The organization said while Taliban leaders told those in surrendering security forces to register to get a letter assuring their safety, the actual rank and file Taliban members “used these screenings to detain and summarily execute or forcibly disappear people within days after they register, leaving their bodies for their relatives or communities to find.”

The terrorists also accessed employment records that the failed government of Afghanistan failed to protect or destroy, “using them to identify people for arrest and execution,” the report said.

“In just one example, in Kandahar city in late September, Taliban forces went to the home of Baz Muhammad, who had been employed by the National Directorate of Security (NDS), the former state intelligence agency, and arrested him. Relatives later found his body,” HRW reported.

It continued by revealing a civil society activist from Helmand province reported, “Taliban night raids are terrifying. They are conducted on the pretext of disarming ex-security forces who have not surrendered weapons. Those that ‘disappear’ are [victims] of night raids. The family can’t report or confirm. The families can’t even ask where [the person has been taken].”

HRW reported, “The Taliban’s intelligence department in Helmand detained Abdul Raziq, a former provincial military officer, after he had surrendered in late August. Since then, his family has been unable to find out where he is being held, or if he is still alive.”

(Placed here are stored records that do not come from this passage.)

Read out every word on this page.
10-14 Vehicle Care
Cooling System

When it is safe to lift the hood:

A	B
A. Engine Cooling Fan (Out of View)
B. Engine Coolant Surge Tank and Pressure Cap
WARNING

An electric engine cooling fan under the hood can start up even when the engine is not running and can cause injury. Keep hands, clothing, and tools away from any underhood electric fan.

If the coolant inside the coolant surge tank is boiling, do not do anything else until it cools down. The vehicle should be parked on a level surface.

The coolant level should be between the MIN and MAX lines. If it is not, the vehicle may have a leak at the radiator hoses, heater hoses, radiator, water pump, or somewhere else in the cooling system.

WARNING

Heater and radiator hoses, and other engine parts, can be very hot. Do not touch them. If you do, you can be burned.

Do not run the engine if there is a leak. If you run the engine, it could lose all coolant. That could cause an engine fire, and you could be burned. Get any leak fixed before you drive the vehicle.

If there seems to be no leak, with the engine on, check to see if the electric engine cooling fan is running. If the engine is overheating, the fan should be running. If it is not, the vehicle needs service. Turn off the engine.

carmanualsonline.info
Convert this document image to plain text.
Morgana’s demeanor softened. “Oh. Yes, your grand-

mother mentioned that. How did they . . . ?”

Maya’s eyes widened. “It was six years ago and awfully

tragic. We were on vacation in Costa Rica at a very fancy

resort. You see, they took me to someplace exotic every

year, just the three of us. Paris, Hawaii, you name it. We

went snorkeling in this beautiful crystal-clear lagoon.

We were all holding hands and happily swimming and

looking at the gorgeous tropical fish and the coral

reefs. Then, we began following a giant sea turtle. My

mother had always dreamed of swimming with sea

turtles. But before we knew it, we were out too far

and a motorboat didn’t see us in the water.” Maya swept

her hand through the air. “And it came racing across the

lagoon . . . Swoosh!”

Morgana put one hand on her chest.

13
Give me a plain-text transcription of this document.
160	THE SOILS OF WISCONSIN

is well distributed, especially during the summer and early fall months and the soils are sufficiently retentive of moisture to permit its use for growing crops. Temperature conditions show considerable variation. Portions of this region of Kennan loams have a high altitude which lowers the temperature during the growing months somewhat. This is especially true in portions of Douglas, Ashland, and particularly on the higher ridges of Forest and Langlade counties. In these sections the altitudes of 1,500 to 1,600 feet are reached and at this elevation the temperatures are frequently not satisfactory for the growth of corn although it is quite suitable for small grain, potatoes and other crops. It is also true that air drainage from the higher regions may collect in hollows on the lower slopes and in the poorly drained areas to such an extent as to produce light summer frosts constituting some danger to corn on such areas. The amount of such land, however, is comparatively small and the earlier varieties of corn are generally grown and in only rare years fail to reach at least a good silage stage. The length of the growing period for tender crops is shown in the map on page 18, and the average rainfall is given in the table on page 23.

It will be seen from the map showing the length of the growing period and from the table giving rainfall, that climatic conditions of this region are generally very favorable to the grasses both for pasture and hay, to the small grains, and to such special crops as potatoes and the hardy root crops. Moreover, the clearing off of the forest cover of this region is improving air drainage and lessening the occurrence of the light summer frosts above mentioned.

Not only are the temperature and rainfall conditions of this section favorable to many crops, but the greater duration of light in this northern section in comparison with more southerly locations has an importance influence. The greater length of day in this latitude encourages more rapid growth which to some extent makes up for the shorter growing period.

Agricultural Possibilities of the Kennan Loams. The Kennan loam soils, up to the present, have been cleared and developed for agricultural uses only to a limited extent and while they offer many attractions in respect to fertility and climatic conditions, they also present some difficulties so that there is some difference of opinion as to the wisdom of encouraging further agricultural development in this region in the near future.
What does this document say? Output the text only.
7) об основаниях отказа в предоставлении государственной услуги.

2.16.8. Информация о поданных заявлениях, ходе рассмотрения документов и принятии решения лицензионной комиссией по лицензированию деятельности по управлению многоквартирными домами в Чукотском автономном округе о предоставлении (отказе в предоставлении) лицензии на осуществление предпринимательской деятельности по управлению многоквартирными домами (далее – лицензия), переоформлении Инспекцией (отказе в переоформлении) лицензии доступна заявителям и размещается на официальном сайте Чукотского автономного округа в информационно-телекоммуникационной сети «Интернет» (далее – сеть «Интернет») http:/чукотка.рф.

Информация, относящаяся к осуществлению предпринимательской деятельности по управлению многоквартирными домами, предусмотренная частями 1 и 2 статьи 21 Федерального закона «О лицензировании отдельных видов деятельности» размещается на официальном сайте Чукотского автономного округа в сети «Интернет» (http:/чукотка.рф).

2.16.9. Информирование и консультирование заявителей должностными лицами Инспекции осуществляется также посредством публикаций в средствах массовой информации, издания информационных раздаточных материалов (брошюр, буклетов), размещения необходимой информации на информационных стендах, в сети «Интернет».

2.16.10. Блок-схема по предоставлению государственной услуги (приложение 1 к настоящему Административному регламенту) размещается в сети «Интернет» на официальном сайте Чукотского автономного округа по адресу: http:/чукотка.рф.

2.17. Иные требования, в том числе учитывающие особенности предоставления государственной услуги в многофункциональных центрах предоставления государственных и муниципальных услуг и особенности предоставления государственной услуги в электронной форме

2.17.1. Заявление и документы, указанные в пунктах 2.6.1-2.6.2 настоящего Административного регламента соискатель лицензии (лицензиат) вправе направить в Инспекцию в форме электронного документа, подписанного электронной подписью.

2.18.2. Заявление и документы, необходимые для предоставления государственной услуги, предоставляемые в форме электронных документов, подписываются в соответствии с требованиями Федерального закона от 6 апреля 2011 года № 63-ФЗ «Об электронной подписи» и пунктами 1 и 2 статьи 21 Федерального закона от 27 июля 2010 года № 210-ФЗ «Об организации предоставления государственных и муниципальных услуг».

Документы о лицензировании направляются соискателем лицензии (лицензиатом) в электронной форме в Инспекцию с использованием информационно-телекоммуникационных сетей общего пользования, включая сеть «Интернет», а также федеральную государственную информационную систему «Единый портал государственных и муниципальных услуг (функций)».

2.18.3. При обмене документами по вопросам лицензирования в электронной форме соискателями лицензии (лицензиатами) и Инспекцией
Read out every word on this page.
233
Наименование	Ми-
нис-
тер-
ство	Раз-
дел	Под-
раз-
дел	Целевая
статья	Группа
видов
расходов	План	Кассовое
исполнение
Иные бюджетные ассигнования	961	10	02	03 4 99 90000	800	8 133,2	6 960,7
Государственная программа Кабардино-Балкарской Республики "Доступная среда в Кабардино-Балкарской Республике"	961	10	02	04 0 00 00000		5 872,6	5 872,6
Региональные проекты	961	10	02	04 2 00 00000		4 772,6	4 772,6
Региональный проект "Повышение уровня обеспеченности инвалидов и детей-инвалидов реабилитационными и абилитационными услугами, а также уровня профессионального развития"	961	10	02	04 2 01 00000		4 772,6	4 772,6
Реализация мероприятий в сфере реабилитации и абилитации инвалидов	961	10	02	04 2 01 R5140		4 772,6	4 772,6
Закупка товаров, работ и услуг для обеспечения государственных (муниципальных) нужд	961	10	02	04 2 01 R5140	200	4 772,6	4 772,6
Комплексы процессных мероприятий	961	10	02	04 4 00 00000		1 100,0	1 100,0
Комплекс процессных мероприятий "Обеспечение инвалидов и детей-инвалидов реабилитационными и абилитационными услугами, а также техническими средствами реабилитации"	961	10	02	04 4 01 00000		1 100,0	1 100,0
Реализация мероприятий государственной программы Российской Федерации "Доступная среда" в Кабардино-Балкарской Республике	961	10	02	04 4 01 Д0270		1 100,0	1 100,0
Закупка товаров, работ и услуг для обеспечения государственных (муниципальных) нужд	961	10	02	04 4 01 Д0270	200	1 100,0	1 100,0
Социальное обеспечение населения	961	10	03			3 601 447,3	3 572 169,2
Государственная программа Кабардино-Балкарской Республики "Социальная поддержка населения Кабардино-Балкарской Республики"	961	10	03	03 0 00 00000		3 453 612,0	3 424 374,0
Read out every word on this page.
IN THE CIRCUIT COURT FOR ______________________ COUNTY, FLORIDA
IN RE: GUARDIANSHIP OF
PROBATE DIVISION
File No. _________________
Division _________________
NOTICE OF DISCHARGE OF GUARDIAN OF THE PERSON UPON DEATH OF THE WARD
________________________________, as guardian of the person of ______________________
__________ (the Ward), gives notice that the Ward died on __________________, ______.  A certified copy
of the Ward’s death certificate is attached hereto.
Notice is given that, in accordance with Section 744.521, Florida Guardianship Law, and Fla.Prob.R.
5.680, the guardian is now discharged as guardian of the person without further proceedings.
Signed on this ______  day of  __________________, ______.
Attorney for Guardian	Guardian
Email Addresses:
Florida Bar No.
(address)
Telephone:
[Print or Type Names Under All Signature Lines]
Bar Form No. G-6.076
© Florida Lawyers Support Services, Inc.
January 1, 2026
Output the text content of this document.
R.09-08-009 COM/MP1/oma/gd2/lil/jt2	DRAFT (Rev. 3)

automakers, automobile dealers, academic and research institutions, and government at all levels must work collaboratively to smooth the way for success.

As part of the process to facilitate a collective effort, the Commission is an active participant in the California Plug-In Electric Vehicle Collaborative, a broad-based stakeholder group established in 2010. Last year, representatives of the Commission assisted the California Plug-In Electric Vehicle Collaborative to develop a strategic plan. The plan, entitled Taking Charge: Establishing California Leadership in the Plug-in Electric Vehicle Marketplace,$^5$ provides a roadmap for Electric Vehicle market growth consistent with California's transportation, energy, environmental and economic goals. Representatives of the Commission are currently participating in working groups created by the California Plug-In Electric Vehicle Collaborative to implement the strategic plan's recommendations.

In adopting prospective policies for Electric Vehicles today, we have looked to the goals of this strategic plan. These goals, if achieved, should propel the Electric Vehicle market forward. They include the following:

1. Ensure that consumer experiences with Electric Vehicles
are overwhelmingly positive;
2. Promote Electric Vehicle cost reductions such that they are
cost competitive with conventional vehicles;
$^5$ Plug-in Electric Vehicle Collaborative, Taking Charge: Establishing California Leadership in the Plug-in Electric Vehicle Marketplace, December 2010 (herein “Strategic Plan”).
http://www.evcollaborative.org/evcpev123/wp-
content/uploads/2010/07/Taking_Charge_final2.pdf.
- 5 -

The report explained, “The executions and disappearances have generated fear among former government officials and others who might have believed that the Taliban takeover would bring an end to the revenge attacks that had been characteristic of Afghanistan’s long armed conflict.”

Other individuals have been targeted because of their alleged links to Islamic State of Khorasan Province, because of their Salafist views, or tribal affiliations, the report confirmed.

The Taliban did announce in the fall a commission to investigate crimes of corruption and theft, but it has not confirmed any investigations into any reported killings, the report said.

“The Taliban’s unsupported claims that they will act to prevent abuses and hold abusers to account appears, so far, to be nothing more than a public relations stunt,” Gossman said in the report. “The lack of accountability makes clear the need for continued UN scrutiny of Afghanistan’s human rights situation, including robust monitoring, investigations, and public reporting.”